Daquilo que se estuda fica sempre alguma coisa mesmo depois
de se julgar ter esquecido tudo. Quanto mais não seja fica o
conhecimento sobre onde encontrar a informação que
eventualmente se perdeu nos recessos da memória. E fica o
treino do trabalho, o hábito do exercício, o saber como
memorizar e como sistematizar a informação.

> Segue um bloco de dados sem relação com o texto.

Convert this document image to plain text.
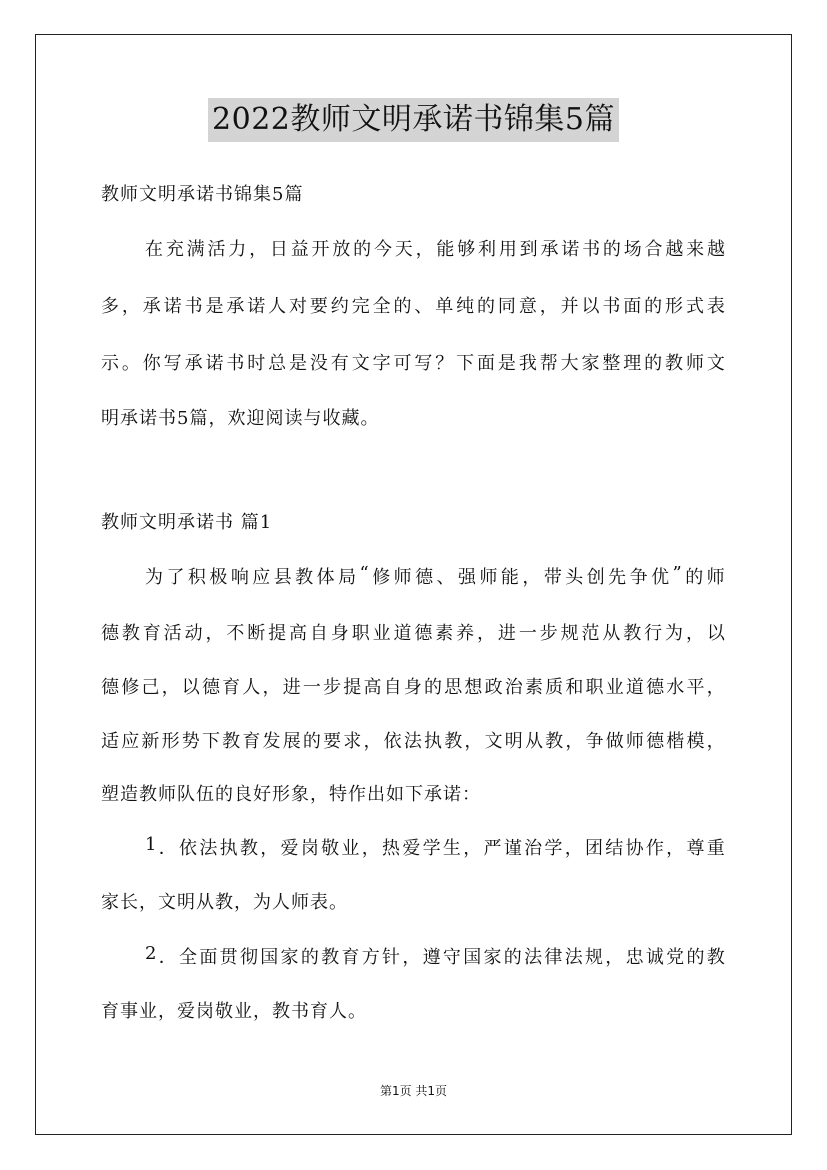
2022教师文明承诺书锦集5篇
教师文明承诺书锦集5篇
在 充 满 活 力 ， 日 益 开 放 的 今 天 ， 能 够 利 用 到 承 诺 书 的 场 合 越 来 越
多 ， 承 诺 书 是 承 诺 人 对 要 约 完 全 的 、 单 纯 的 同 意 ， 并 以 书 面 的 形 式 表
示 。 你 写 承 诺 书 时 总 是 没 有 文 字 可 写 ？ 下 面 是 我 帮 大 家 整 理 的 教 师 文
明承诺书5篇，欢迎阅读与收藏。
教师文明承诺书 篇1
为 了 积 极 响 应 县 教 体 局 “ 修 师 德 、 强 师 能 ， 带 头 创 先 争 优 ” 的 师
德 教 育 活 动 ， 不 断 提 高 自 身 职 业 道 德 素 养 ， 进 一 步 规 范 从 教 行 为 ， 以
德 修 己 ， 以 德 育 人 ， 进 一 步 提 高 自 身 的 思 想 政 治 素 质 和 职 业 道 德 水 平 ，
适 应 新 形 势 下 教 育 发 展 的 要 求 ， 依 法 执 教 ， 文 明 从 教 ， 争 做 师 德 楷 模 ，
塑造教师队伍的良好形象，特作出如下承诺：
1 ． 依 法 执 教 ， 爱 岗 敬 业 ， 热 爱 学 生 ， 严 谨 治 学 ， 团 结 协 作 ， 尊 重
家长，文明从教，为人师表。
2 ． 全 面 贯 彻 国 家 的 教 育 方 针 ， 遵 守 国 家 的 法 律 法 规 ， 忠 诚 党 的 教
育事业，爱岗敬业，教书育人。
第1页 共1页
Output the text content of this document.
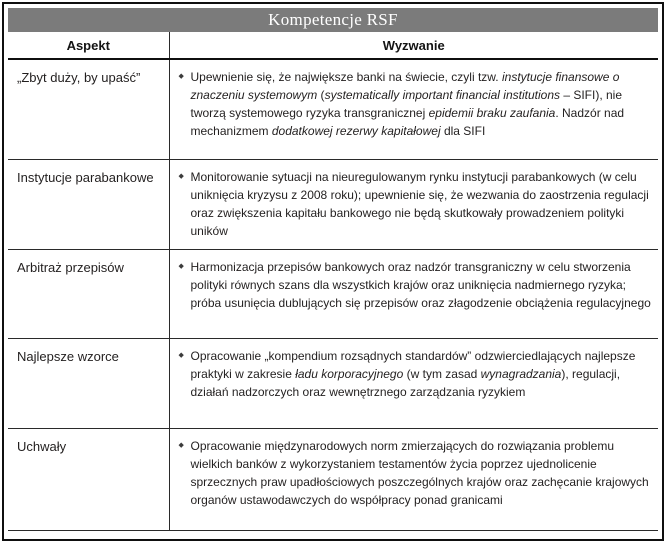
Kompetencje RSF
Aspekt	Wyzwanie
„Zbyt duży, by upaść”	◆ Upewnienie się, że największe banki na świecie, czyli tzw. instytucje finansowe o znaczeniu systemowym (systematically important financial institutions – SIFI), nie tworzą systemowego ryzyka transgranicznej epidemii braku zaufania. Nadzór nad mechanizmem dodatkowej rezerwy kapitałowej dla SIFI

Instytucje parabankowe	◆ Monitorowanie sytuacji na nieuregulowanym rynku instytucji parabankowych (w celu uniknięcia kryzysu z 2008 roku); upewnienie się, że wezwania do zaostrzenia regulacji oraz zwiększenia kapitału bankowego nie będą skutkowały prowadzeniem polityki uników

Arbitraż przepisów	◆ Harmonizacja przepisów bankowych oraz nadzór transgraniczny w celu stworzenia polityki równych szans dla wszystkich krajów oraz uniknięcia nadmiernego ryzyka; próba usunięcia dublujących się przepisów oraz złagodzenie obciążenia regulacyjnego

Najlepsze wzorce	◆ Opracowanie „kompendium rozsądnych standardów” odzwierciedlających najlepsze praktyki w zakresie ładu korporacyjnego (w tym zasad wynagradzania), regulacji, działań nadzorczych oraz wewnętrznego zarządzania ryzykiem

Uchwały	◆ Opracowanie międzynarodowych norm zmierzających do rozwiązania problemu wielkich banków z wykorzystaniem testamentów życia poprzez ujednolicenie sprzecznych praw upadłościowych poszczególnych krajów oraz zachęcanie krajowych organów ustawodawczych do współpracy ponad granicami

Mas se isto é, de uma forma geral, válido para qualquer
exame ou prova de avaliação, no caso concreto do português -
uma das disciplinas que deixarão de ser obrigatórias no 12.º
ano - custa a crer que se defenda que este é menos
importante se o estudante não quiser seguir um curso na área
das literaturas. Tal só pode advir de uma terrível cegueira
e de um tremendo desconhecimento sobre o estado em que os
jovens já hoje entram na universidade. Ou mesmo das
dificuldades que mostram no manejo da língua quando saem
destas.
Sejamos claros. O país tem um problema grave de iliteracia
matemática e é frequente encontrar estudantes universitários
que não sabem a tabuada dos sete ou são incapazes de dizer
intuitivamente se três quartos é mais ou menos do que, por
exemplo, cinco oitavos, algo que deviam conhecer desde o
primeiro ciclo do básico. Mas o país tem igualmente um
gravíssimo problema de iliteracia "tout court". Há muitos
alunos em cursos científicos que falham porque nem sequer
são capazes de compreender as perguntas num teste; ou que
têm grande dificuldade em expor correctamente aquilo que
estudaram ou até decoraram. Escrevem frases desconexas, com
erros de ortografia, colocam vírgulas entre o sujeito e o
predicado, têm falta de vocabulário e não conseguem associar
de forma clara duas ideias complementares.
Subalternizar o Português e dispensar a maioria dos alunos
do 12.º ano dessas provas nacionais não representa apenas
subalternizar as humanísticas: significa comprometer a
possibilidade de em todas as áreas os jovens progredirem
porque compreendem o que lêem e sabem expressar-se. É isso
que o ministério quer?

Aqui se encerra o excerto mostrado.